Sorry about the clunky title!
I (20’s F) have an artistic hobby that I’ve been doing for as long as I can remember. It’s not something I’ve ever wanted to monetise or even studied formally, and I rarely share it with others beyond my most intimate circle, but I’ve always received very positive feedback when doing it and it’s a big part of how I like to spend my time alone.
For close to a year, I’ve been dating someone (20s M) who happens to be a professional in the same art field. He makes all his living this way, is very successful, and has significant studies under his belt in it.
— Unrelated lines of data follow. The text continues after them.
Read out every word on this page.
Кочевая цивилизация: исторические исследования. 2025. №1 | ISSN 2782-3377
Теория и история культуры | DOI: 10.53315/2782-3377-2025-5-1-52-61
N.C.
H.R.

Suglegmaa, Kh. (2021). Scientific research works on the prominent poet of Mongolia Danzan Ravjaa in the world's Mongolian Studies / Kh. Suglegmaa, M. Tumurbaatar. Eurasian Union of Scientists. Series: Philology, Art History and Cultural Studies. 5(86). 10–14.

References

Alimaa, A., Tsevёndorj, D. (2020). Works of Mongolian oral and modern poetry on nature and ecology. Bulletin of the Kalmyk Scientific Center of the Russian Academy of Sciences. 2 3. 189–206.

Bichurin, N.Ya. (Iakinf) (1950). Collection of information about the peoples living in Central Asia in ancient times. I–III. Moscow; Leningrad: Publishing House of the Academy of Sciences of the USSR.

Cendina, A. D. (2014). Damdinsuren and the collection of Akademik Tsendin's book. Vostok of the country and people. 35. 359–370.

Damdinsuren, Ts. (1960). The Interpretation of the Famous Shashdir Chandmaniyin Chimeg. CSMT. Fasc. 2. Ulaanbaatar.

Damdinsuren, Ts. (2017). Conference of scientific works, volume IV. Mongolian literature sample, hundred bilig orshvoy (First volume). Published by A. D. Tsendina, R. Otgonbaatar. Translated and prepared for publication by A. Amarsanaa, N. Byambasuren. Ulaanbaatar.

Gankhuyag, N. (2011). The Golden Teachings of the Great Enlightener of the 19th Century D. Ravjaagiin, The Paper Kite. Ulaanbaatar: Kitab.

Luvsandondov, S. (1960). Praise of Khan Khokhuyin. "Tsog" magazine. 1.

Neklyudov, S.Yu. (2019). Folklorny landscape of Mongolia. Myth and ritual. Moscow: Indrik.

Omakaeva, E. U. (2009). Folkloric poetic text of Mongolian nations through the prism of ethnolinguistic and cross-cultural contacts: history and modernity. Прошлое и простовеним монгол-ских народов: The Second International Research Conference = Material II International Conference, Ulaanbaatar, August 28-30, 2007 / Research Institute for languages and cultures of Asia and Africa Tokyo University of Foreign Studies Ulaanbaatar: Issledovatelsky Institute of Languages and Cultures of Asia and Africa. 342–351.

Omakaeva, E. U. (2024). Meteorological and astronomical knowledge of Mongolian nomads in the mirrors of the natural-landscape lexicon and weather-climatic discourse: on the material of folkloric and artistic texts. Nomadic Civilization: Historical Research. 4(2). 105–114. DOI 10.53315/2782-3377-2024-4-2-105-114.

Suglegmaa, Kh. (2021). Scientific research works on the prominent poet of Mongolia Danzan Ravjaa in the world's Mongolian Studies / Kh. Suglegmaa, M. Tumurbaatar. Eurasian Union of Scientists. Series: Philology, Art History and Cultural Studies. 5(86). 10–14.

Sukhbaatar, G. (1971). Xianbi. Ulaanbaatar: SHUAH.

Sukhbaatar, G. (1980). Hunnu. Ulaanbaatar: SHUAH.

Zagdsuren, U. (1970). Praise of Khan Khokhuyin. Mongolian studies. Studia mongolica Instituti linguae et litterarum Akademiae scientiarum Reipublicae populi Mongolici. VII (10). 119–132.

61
The problem I’m facing is that I’m finding myself really reluctant to share this part of me with him because he’s so qualified in it and so immersed in the industry that I feel like he’ll judge me.
For the first few months we were together I didn’t even tell him that I did it as a hobby because I didn’t want him to ask about it, but slowly I’ve opened up a bit and let him see some glimpses. Each time he’s been extremely supportive and given me nothing but praise, but what I’ve shown him isn’t really my most vulnerable stuff and I’m scared if I did he’d think I’m lame or cliche or untalented and be turned off.
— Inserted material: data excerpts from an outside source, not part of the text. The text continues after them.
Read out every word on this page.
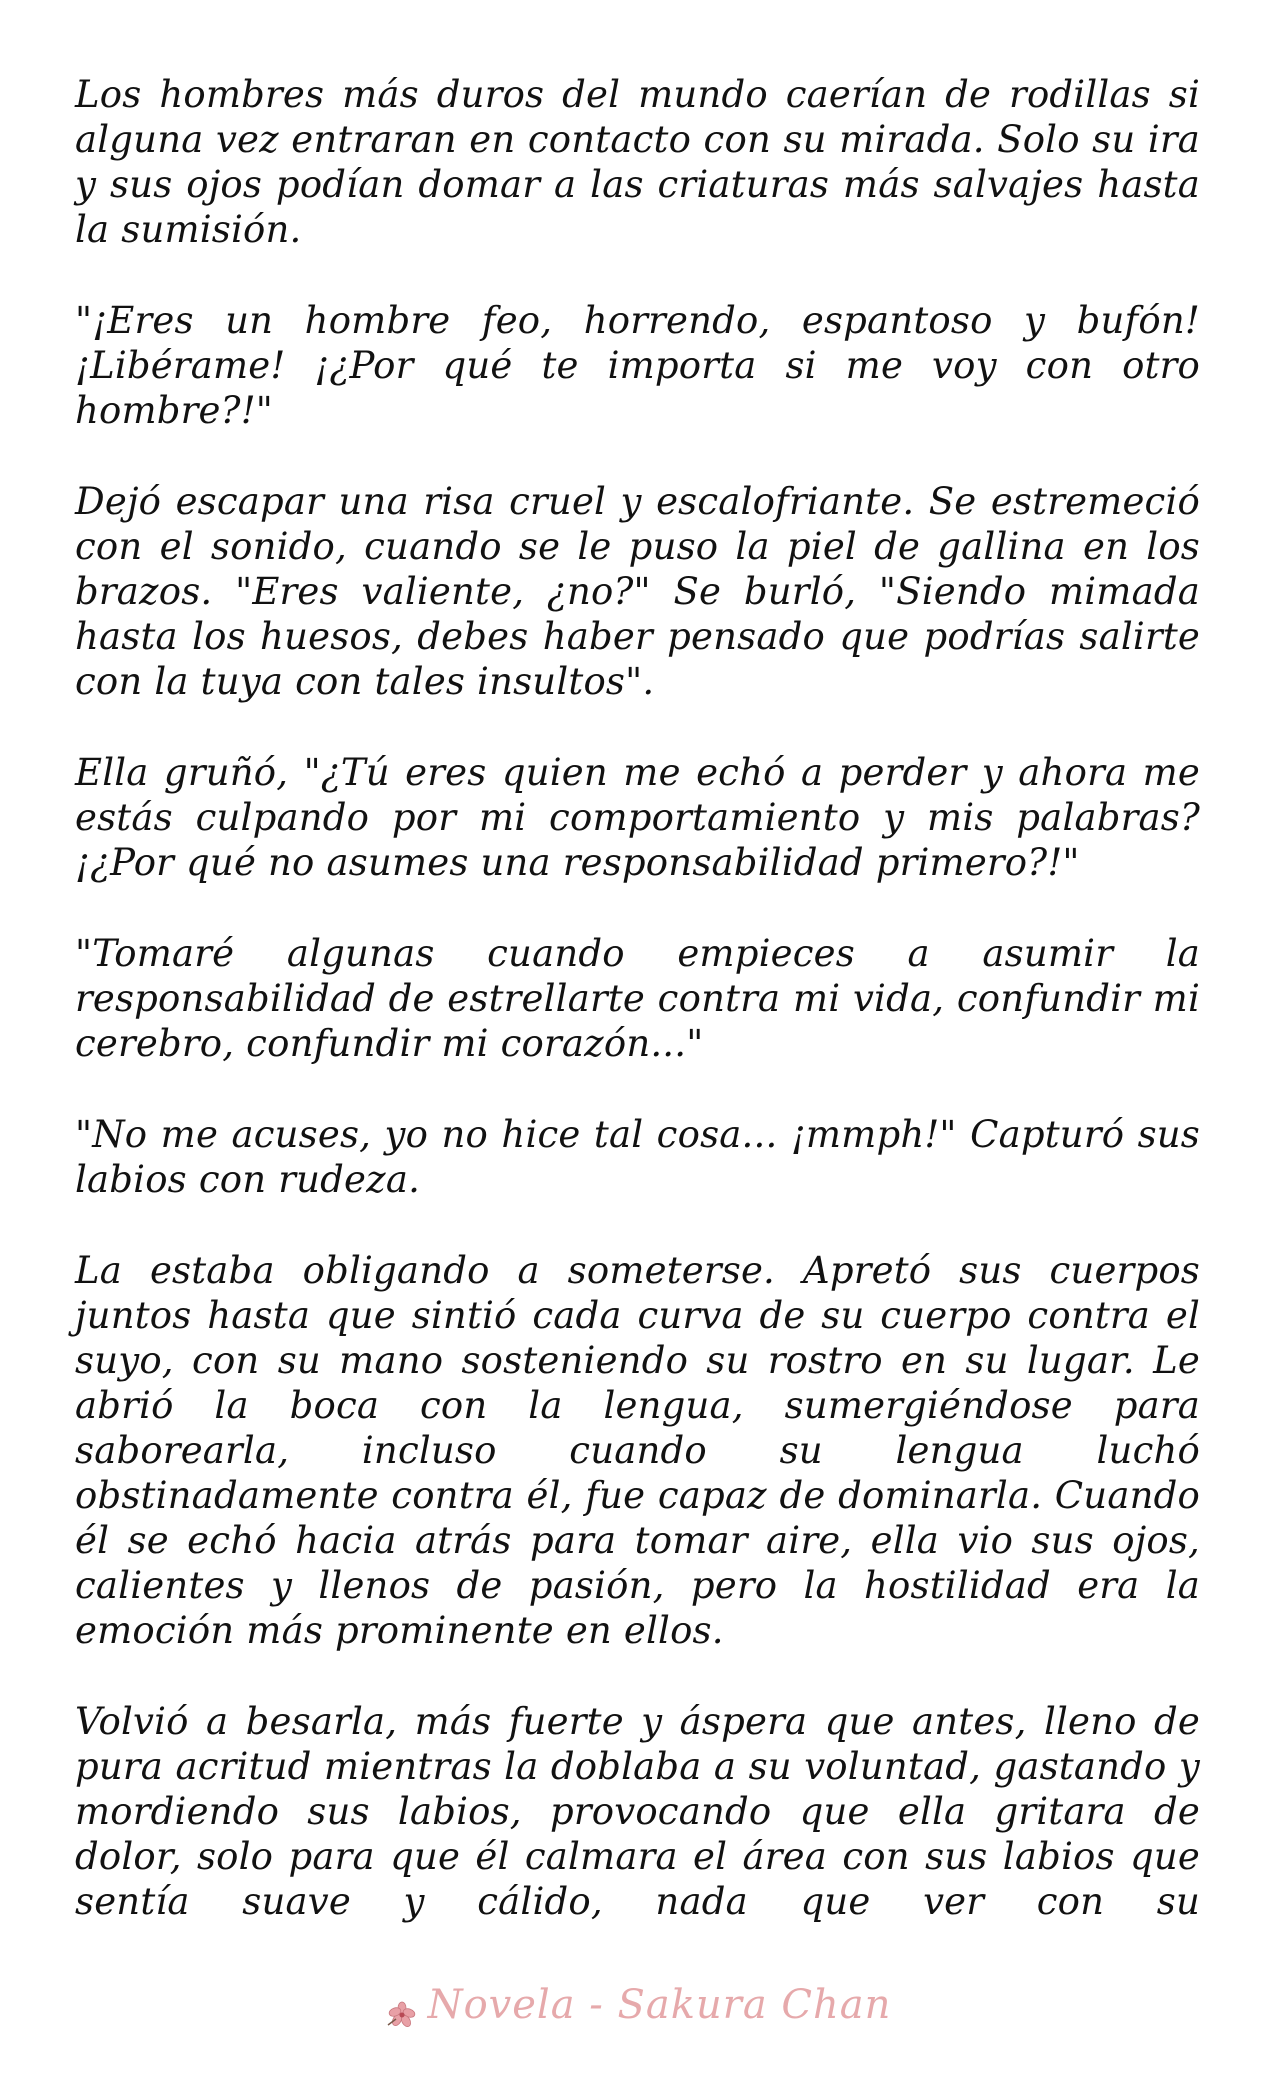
Los hombres más duros del mundo caerían de rodillas si alguna vez entraran en contacto con su mirada. Solo su ira y sus ojos podían domar a las criaturas más salvajes hasta la sumisión.

"¡Eres un hombre feo, horrendo, espantoso y bufón! ¡Libérame! ¡¿Por qué te importa si me voy con otro hombre?!"

Dejó escapar una risa cruel y escalofriante. Se estremeció con el sonido, cuando se le puso la piel de gallina en los brazos. "Eres valiente, ¿no?" Se burló, "Siendo mimada hasta los huesos, debes haber pensado que podrías salirte con la tuya con tales insultos".

Ella gruñó, "¿Tú eres quien me echó a perder y ahora me estás culpando por mi comportamiento y mis palabras? ¡¿Por qué no asumes una responsabilidad primero?!"

"Tomaré algunas cuando empieces a asumir la responsabilidad de estrellarte contra mi vida, confundir mi cerebro, confundir mi corazón..."

"No me acuses, yo no hice tal cosa... ¡mmph!" Capturó sus labios con rudeza.

La estaba obligando a someterse. Apretó sus cuerpos juntos hasta que sintió cada curva de su cuerpo contra el suyo, con su mano sosteniendo su rostro en su lugar. Le abrió la boca con la lengua, sumergiéndose para saborearla, incluso cuando su lengua luchó obstinadamente contra él, fue capaz de dominarla. Cuando él se echó hacia atrás para tomar aire, ella vio sus ojos, calientes y llenos de pasión, pero la hostilidad era la emoción más prominente en ellos.

Volvió a besarla, más fuerte y áspera que antes, lleno de pura acritud mientras la doblaba a su voluntad, gastando y mordiendo sus labios, provocando que ella gritara de dolor, solo para que él calmara el área con sus labios que sentía suave y cálido, nada que ver con su

Novela - Sakura Chan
It’s making me sad because it’s always been such a big part of my life and something I had a lot of fun with but now I feel like I’m judging myself through his eyes and it’s making it hard for me to enjoy in the same ways. How can I get past this? I’d like to be able to share this thing with him but I am scared. Part of me thinks it could bring us closer but another part is scared he’ll be put off by it.
TLDR: My boyfriend is amazing and talented in something I do as a hobby and it’s making me self conscious and guarded about it. Should I try to overcome this, and if so, how?